Interview training is imperative

 

At one point in my first meeting at the school, Isabelle was waved in – a confident girl wearing black jeans and white Converse trainers, with wavy blond hair that she dyes a reasonably convincing ginger. After being introduced, she asked me what she could do to prepare for an application to Oxford and other prestigious universities like Imperial, Manchester and UCL. I didn’t have a good answer ready, but later that night I emailed friends who had also studied at Cambridge. I asked them all: what would you tell her?

 

“Interview training is imperative,” replied a friend who now works in the City of London. “If you have never been in a situation where someone is challenging your intellect/interest/whole identity, such a massive part of it is just retaining your cool.” Others offered tips about preparatory reading, or emphasised the importance of making sure the students have the confidence to apply in the first place.

 

A few weeks later, Sackville’s head of sixth form, Helen Valentine, assembled 10 of her highest-achieving year 12s, including Isabelle. They sat in front of me around a U shape of desks in a computer room, wearing casual clothes and chatting among themselves.

 

For those who wanted to apply for Oxford or Cambridge, or to study medicine, the deadline was about six months away. These students became known among teachers as the “Oxbridge group”, but everything we were doing was supposed to work for Bristol, Durham and all the other Russell Group universities they were applying to at the same time. I told them I would try to give them something approximating the support students from private schools get.

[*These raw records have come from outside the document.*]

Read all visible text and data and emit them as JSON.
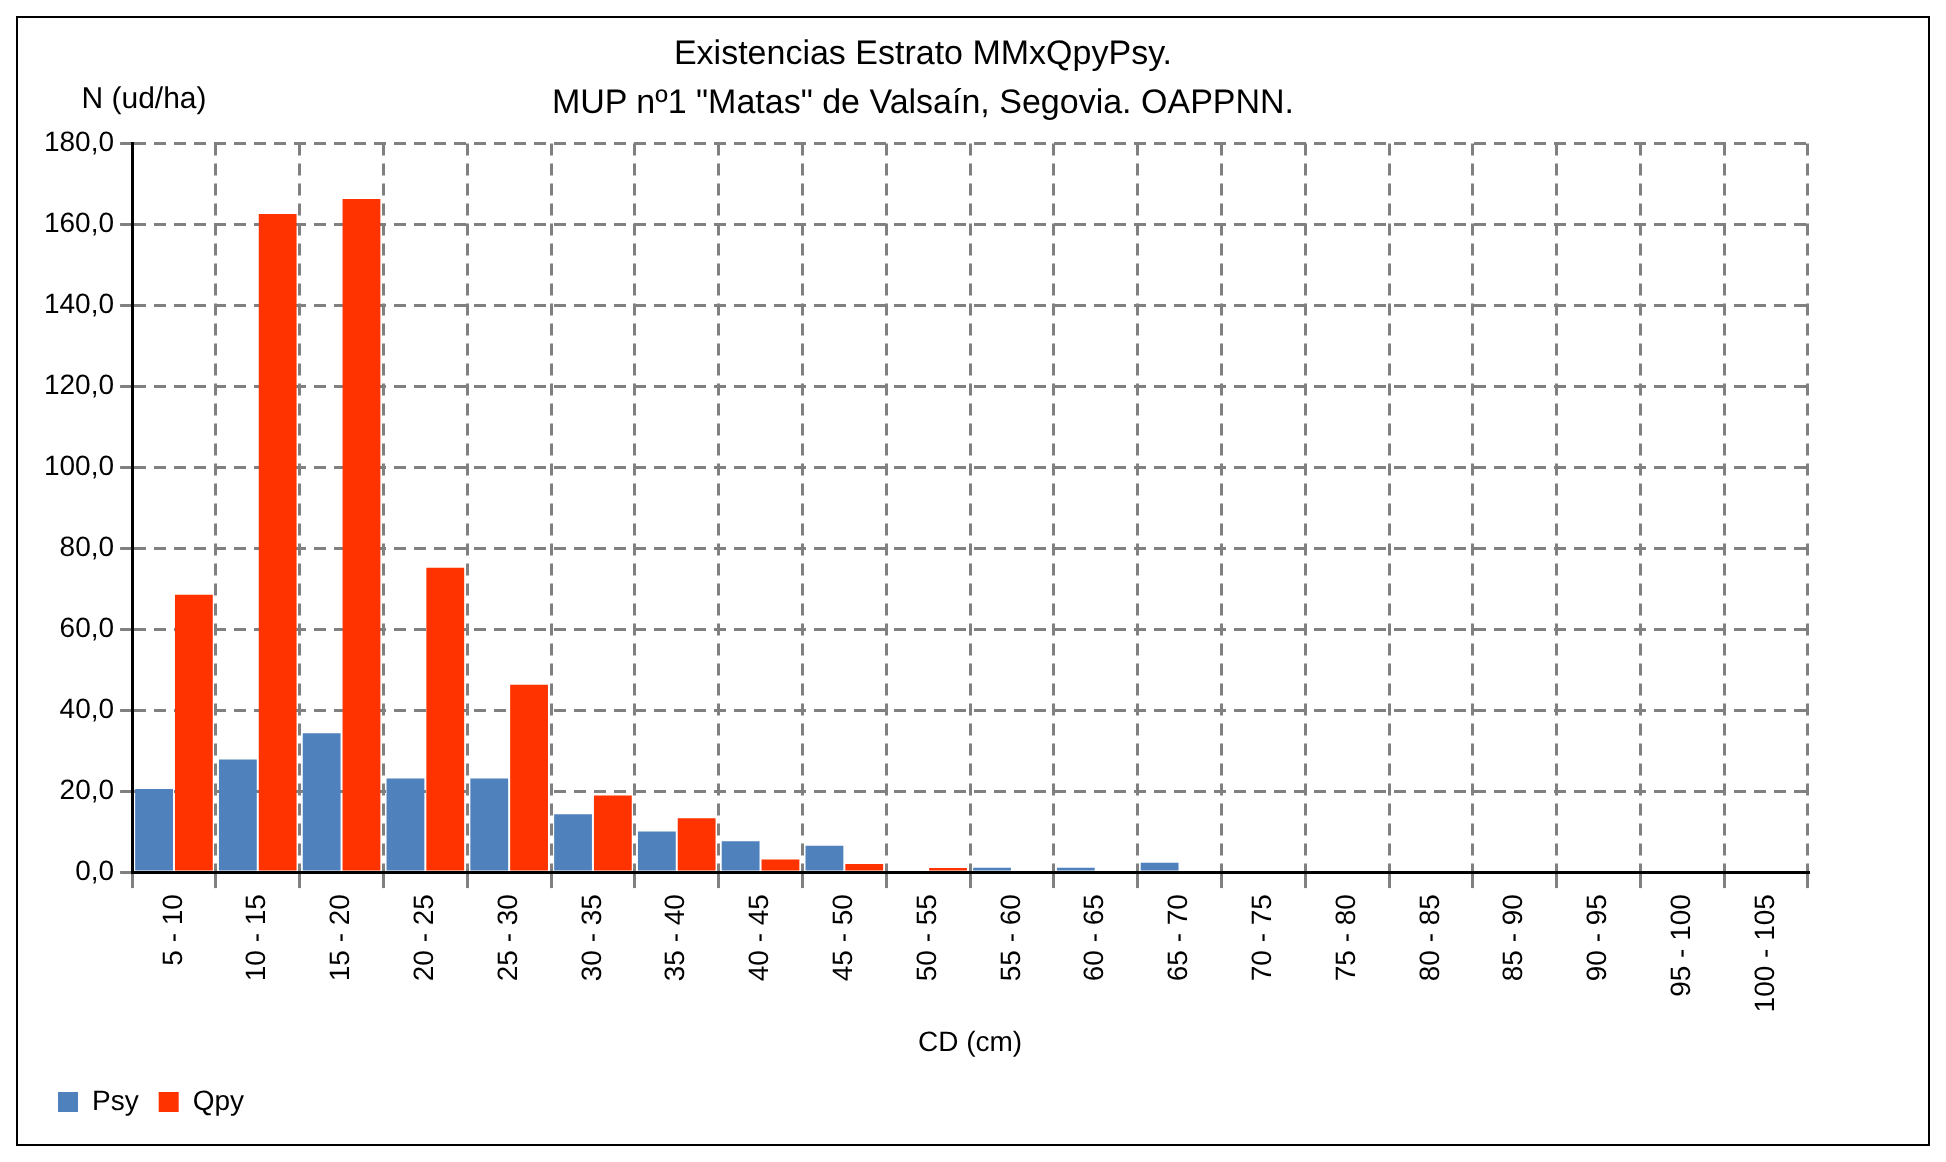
{
  "chart_data": {
    "type": "bar",
    "title": "Existencias Estrato MMxQpyPsy.",
    "subtitle": "MUP nº1 \"Matas\" de Valsaín, Segovia. OAPPNN.",
    "xlabel": "CD (cm)",
    "ylabel": "N (ud/ha)",
    "categories": [
      "5 - 10",
      "10 - 15",
      "15 - 20",
      "20 - 25",
      "25 - 30",
      "30 - 35",
      "35 - 40",
      "40 - 45",
      "45 - 50",
      "50 - 55",
      "55 - 60",
      "60 - 65",
      "65 - 70",
      "70 - 75",
      "75 - 80",
      "80 - 85",
      "85 - 90",
      "90 - 95",
      "95 - 100",
      "100 - 105"
    ],
    "series": [
      {
        "name": "Psy",
        "color": "#4f81bd",
        "values": [
          20.5,
          27.8,
          34.3,
          23.1,
          23.1,
          14.3,
          10.0,
          7.6,
          6.5,
          0,
          1.1,
          1.1,
          2.3,
          0,
          0,
          0,
          0,
          0,
          0,
          0
        ]
      },
      {
        "name": "Qpy",
        "color": "#ff3300",
        "values": [
          68.5,
          162.6,
          166.3,
          75.2,
          46.3,
          18.9,
          13.3,
          3.1,
          2.0,
          1.0,
          0,
          0,
          0,
          0,
          0,
          0,
          0,
          0,
          0,
          0
        ]
      }
    ],
    "ylim": [
      0,
      180
    ],
    "yticks": [
      {
        "value": 0,
        "label": "0,0"
      },
      {
        "value": 20,
        "label": "20,0"
      },
      {
        "value": 40,
        "label": "40,0"
      },
      {
        "value": 60,
        "label": "60,0"
      },
      {
        "value": 80,
        "label": "80,0"
      },
      {
        "value": 100,
        "label": "100,0"
      },
      {
        "value": 120,
        "label": "120,0"
      },
      {
        "value": 140,
        "label": "140,0"
      },
      {
        "value": 160,
        "label": "160,0"
      },
      {
        "value": 180,
        "label": "180,0"
      }
    ],
    "grid": true,
    "legend": "bottom left"
  }
}
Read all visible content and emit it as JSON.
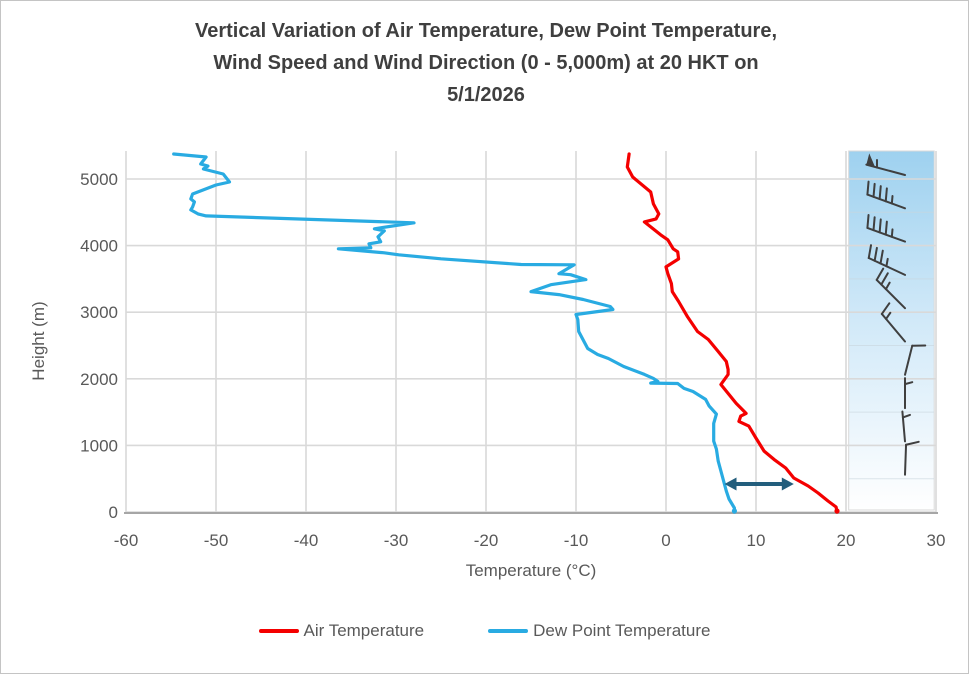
{
  "chart_data": {
    "type": "line",
    "title": "Vertical Variation of Air Temperature, Dew Point Temperature, Wind Speed and Wind Direction (0 - 5,000m) at 20 HKT on 5/1/2026",
    "title_lines": [
      "Vertical Variation of Air Temperature, Dew Point Temperature,",
      "Wind Speed and Wind Direction (0 - 5,000m) at 20 HKT on",
      "5/1/2026"
    ],
    "xlabel": "Temperature (°C)",
    "ylabel": "Height (m)",
    "x_ticks": [
      -60,
      -50,
      -40,
      -30,
      -20,
      -10,
      0,
      10,
      20,
      30
    ],
    "y_ticks": [
      0,
      1000,
      2000,
      3000,
      4000,
      5000
    ],
    "xlim": [
      -60,
      30
    ],
    "ylim": [
      0,
      5420
    ],
    "grid": true,
    "legend_position": "bottom",
    "colors": {
      "grid": "#d9d9d9",
      "axis": "#a6a6a6",
      "text": "#595959",
      "title": "#3f3f3f",
      "barb": "#3f3f3f",
      "panel_top": "#9ed1ef",
      "panel_mid": "#cfe8f8",
      "panel_bottom": "#ffffff",
      "arrow": "#235e7d"
    },
    "series": [
      {
        "name": "Air Temperature",
        "color": "#f40000",
        "points_h_t": [
          [
            0,
            19.0
          ],
          [
            75,
            18.9
          ],
          [
            165,
            18.0
          ],
          [
            285,
            16.9
          ],
          [
            390,
            15.8
          ],
          [
            510,
            14.2
          ],
          [
            660,
            13.3
          ],
          [
            790,
            12.0
          ],
          [
            915,
            10.9
          ],
          [
            1110,
            10.0
          ],
          [
            1290,
            9.2
          ],
          [
            1360,
            8.1
          ],
          [
            1440,
            8.3
          ],
          [
            1480,
            8.9
          ],
          [
            1630,
            7.8
          ],
          [
            1765,
            7.0
          ],
          [
            1915,
            6.1
          ],
          [
            2065,
            6.9
          ],
          [
            2140,
            6.9
          ],
          [
            2260,
            6.7
          ],
          [
            2410,
            5.8
          ],
          [
            2590,
            4.7
          ],
          [
            2710,
            3.5
          ],
          [
            2930,
            2.4
          ],
          [
            3160,
            1.4
          ],
          [
            3310,
            0.7
          ],
          [
            3430,
            0.6
          ],
          [
            3580,
            0.2
          ],
          [
            3680,
            0.0
          ],
          [
            3800,
            1.4
          ],
          [
            3907,
            1.3
          ],
          [
            3952,
            0.8
          ],
          [
            4087,
            0.2
          ],
          [
            4162,
            -0.6
          ],
          [
            4356,
            -2.4
          ],
          [
            4401,
            -1.1
          ],
          [
            4476,
            -0.8
          ],
          [
            4626,
            -1.4
          ],
          [
            4805,
            -1.7
          ],
          [
            5030,
            -3.7
          ],
          [
            5180,
            -4.3
          ],
          [
            5375,
            -4.1
          ]
        ]
      },
      {
        "name": "Dew Point Temperature",
        "color": "#29abe2",
        "points_h_t": [
          [
            0,
            7.6
          ],
          [
            60,
            7.6
          ],
          [
            195,
            7.0
          ],
          [
            315,
            6.7
          ],
          [
            465,
            6.4
          ],
          [
            615,
            6.1
          ],
          [
            765,
            5.8
          ],
          [
            945,
            5.6
          ],
          [
            1065,
            5.3
          ],
          [
            1330,
            5.3
          ],
          [
            1470,
            5.6
          ],
          [
            1590,
            4.8
          ],
          [
            1690,
            4.4
          ],
          [
            1810,
            3.0
          ],
          [
            1856,
            2.0
          ],
          [
            1930,
            1.3
          ],
          [
            1935,
            -1.7
          ],
          [
            1961,
            -0.9
          ],
          [
            2006,
            -1.4
          ],
          [
            2066,
            -2.4
          ],
          [
            2185,
            -4.7
          ],
          [
            2305,
            -6.4
          ],
          [
            2365,
            -7.6
          ],
          [
            2455,
            -8.7
          ],
          [
            2710,
            -9.7
          ],
          [
            2890,
            -9.8
          ],
          [
            2965,
            -10.0
          ],
          [
            3040,
            -5.9
          ],
          [
            3085,
            -6.2
          ],
          [
            3190,
            -9.2
          ],
          [
            3265,
            -11.9
          ],
          [
            3310,
            -15.0
          ],
          [
            3413,
            -12.8
          ],
          [
            3490,
            -8.9
          ],
          [
            3563,
            -10.6
          ],
          [
            3578,
            -11.9
          ],
          [
            3712,
            -10.2
          ],
          [
            3716,
            -16.1
          ],
          [
            3802,
            -25.0
          ],
          [
            3862,
            -29.7
          ],
          [
            3892,
            -31.3
          ],
          [
            3952,
            -36.4
          ],
          [
            3967,
            -32.8
          ],
          [
            4027,
            -33.0
          ],
          [
            4057,
            -31.7
          ],
          [
            4132,
            -32.0
          ],
          [
            4222,
            -31.3
          ],
          [
            4252,
            -32.4
          ],
          [
            4342,
            -28.0
          ],
          [
            4446,
            -51.1
          ],
          [
            4476,
            -52.0
          ],
          [
            4536,
            -52.8
          ],
          [
            4581,
            -52.6
          ],
          [
            4656,
            -52.4
          ],
          [
            4701,
            -52.8
          ],
          [
            4775,
            -52.6
          ],
          [
            4910,
            -50.0
          ],
          [
            4955,
            -48.5
          ],
          [
            5075,
            -49.2
          ],
          [
            5150,
            -51.4
          ],
          [
            5195,
            -50.9
          ],
          [
            5225,
            -51.7
          ],
          [
            5330,
            -51.1
          ],
          [
            5375,
            -54.7
          ]
        ]
      }
    ],
    "wind_barbs": {
      "panel_x_range_temp": [
        20.3,
        29.8
      ],
      "levels": [
        {
          "height_m": 5000,
          "speed_kt": 55,
          "dir_deg": 285
        },
        {
          "height_m": 4500,
          "speed_kt": 45,
          "dir_deg": 290
        },
        {
          "height_m": 4000,
          "speed_kt": 45,
          "dir_deg": 290
        },
        {
          "height_m": 3500,
          "speed_kt": 35,
          "dir_deg": 295
        },
        {
          "height_m": 3000,
          "speed_kt": 25,
          "dir_deg": 315
        },
        {
          "height_m": 2500,
          "speed_kt": 15,
          "dir_deg": 320
        },
        {
          "height_m": 2000,
          "speed_kt": 10,
          "dir_deg": 14
        },
        {
          "height_m": 1500,
          "speed_kt": 5,
          "dir_deg": 0
        },
        {
          "height_m": 1000,
          "speed_kt": 5,
          "dir_deg": 355
        },
        {
          "height_m": 500,
          "speed_kt": 10,
          "dir_deg": 2
        }
      ]
    },
    "annotation_arrow": {
      "height_m": 420,
      "t_from": 6.5,
      "t_to": 14.2
    }
  }
}
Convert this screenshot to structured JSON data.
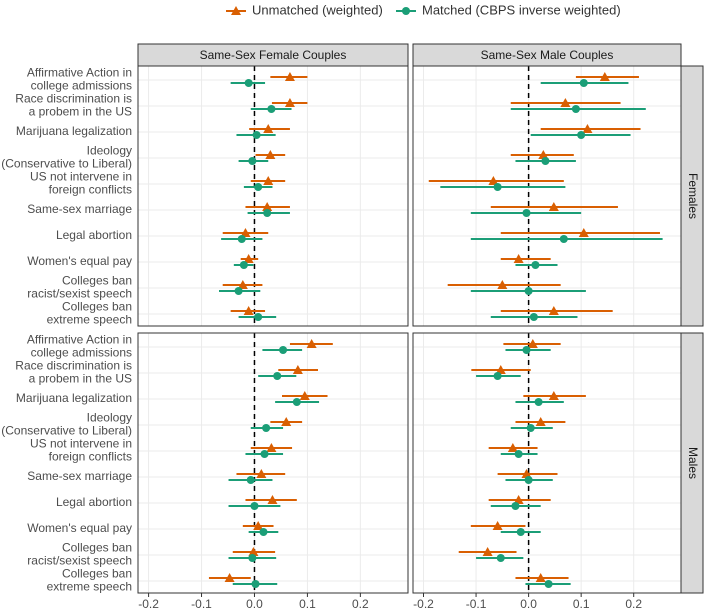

We would meet every week or two to talk about their subjects. They seemed receptive, but didn’t ask any questions. I tried to project confidence about the whole thing, because I knew how important a commodity confidence was going to be. But naturally, I also had some doubts.

 


 

When she was in year 8, Isabelle remembers telling three friends that she wanted to study science at Oxford. She was half joking, half dreaming, she says. “It didn’t seem real, to be honest. It was very much something that people like me didn’t do.”

 

Five years later, Isabelle and those three friends were all in our little group, including Lucy, applying to study English at Cambridge. Also in the group was Eren, a tall, unflappable young man who spends his weekends either working at a garden centre or climbing sheer rock faces. He grew up in Croydon, south London, before his parents moved to Sussex (his father works in construction and his mother is a yoga teacher). He has a similar memory to Isabelle: aged 13, he told a girl sitting next to him in science class, “I want to do physics at Cambridge”, but remembers thinking, “That’s not really going to happen, is it?”

 

 After the visit to Cambridge, they felt they had a really good chance, the ones who really wanted it

There were definitely times in my months working with the students when it felt as if it wasn’t going to happen. My notes for the early meetings sometimes just say: “Didn’t email” or “Didn’t come”. I was spending a lot of my time just persuading a few of the students that they were good enough. Eren says the school’s track record played on his mind. “For however many years, no one got in [to Oxbridge], so you think there must be a pretty good reason for that.”

 

After a month or two, though, I started to have a good feeling about the students. They had the kind of work ethic and grades that top universities expect, and they seemed to enjoy the challenge we had been set. I told them to get the  list of universities in uk for phd like a mini extra A-level as I told you: something that requires a bit of work every week, reading interesting articles about their chosen subjects, and learning how to talk about what they had read when we met.

 

Ayo, Sackville’s head boy and one of its best footballers, whose parents had come to England from Nigeria when he was small, prepared for his application to Stanford in California by reading longform articles about economics. Lucy read lesser-known short stories by F Scott Fitzgerald and made interesting connections between them. Eren had been reading fairly advanced books about physics since he was a teenager, and just needed reminding that mentioning them in his application was a good idea. Sometimes our sessions were about sharpening the students’ thoughts, or picking them up if someone or something had knocked their confidence.